Forschungsbasis
In diesem Projekt wird der Zugang in der Erwerbung nach 1945 untersucht. Auch in der Nachkriegszeit sind Bücher von Verfolgten in die Bestände der ULB gelangt, insbesondere vermittelt über Antiquariate, Privatpersonen oder Sammelstellen der Alliierten. Das wird als „sekundäres Raubgut“ bezeichnet.

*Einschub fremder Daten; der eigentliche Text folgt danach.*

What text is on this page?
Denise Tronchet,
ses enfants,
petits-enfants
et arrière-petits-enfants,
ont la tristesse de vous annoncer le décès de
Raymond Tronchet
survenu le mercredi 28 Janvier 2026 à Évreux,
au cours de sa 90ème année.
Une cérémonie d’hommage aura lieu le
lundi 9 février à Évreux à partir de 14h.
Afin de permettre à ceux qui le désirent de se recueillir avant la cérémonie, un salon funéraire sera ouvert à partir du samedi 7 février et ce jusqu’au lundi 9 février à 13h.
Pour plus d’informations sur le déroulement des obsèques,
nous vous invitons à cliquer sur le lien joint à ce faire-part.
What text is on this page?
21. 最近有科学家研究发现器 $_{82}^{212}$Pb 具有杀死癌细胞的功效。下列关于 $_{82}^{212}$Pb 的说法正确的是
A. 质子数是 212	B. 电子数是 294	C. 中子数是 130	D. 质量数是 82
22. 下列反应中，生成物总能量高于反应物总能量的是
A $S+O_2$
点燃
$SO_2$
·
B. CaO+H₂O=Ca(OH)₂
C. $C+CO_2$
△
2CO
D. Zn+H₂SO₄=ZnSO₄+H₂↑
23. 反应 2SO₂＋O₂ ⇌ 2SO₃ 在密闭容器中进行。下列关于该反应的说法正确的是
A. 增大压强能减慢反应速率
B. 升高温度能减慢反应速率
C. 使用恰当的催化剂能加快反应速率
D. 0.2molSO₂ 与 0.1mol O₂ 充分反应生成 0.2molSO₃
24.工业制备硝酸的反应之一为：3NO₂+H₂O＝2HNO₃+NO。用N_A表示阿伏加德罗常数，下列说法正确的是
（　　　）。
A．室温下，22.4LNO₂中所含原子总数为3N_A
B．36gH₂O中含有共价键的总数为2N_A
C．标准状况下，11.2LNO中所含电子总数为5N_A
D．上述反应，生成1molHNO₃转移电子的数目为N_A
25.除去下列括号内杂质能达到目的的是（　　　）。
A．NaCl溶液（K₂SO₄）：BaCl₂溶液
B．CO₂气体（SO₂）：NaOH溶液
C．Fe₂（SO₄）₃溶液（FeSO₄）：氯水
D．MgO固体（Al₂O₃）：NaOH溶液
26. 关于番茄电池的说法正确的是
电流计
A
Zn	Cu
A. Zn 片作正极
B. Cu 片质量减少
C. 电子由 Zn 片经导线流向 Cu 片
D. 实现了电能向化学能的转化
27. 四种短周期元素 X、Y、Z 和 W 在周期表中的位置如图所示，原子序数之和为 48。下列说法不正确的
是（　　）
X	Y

Dass die NS-Zeit nicht in den Mittelpunkt der Untersuchung gestellt wird, ist in der Bestandsgeschichte der ULB begründet. Die frühere Landesbibliothek hatte erhebliche Verluste durch einen Bombenangriff am 11. September 1944 erlitten und versuchte, die entstandenen Lücken durch kostengünstige Erwerbungen in der Nachkriegszeit wieder zu füllen. Wie Stichproben zeigten, gelangten dabei große Mengen von NS-Raubgut in die Bibliothek. Von den vor 1945 erworbenen Raubgut-Büchern ist dagegen anzunehmen, dass die meisten beim Bombenangriff vernichtet wurden. Eine Ausnahme bildet damals sekretierte verbotene Literatur, die erhalten geblieben und damit Teil der Untersuchung ist.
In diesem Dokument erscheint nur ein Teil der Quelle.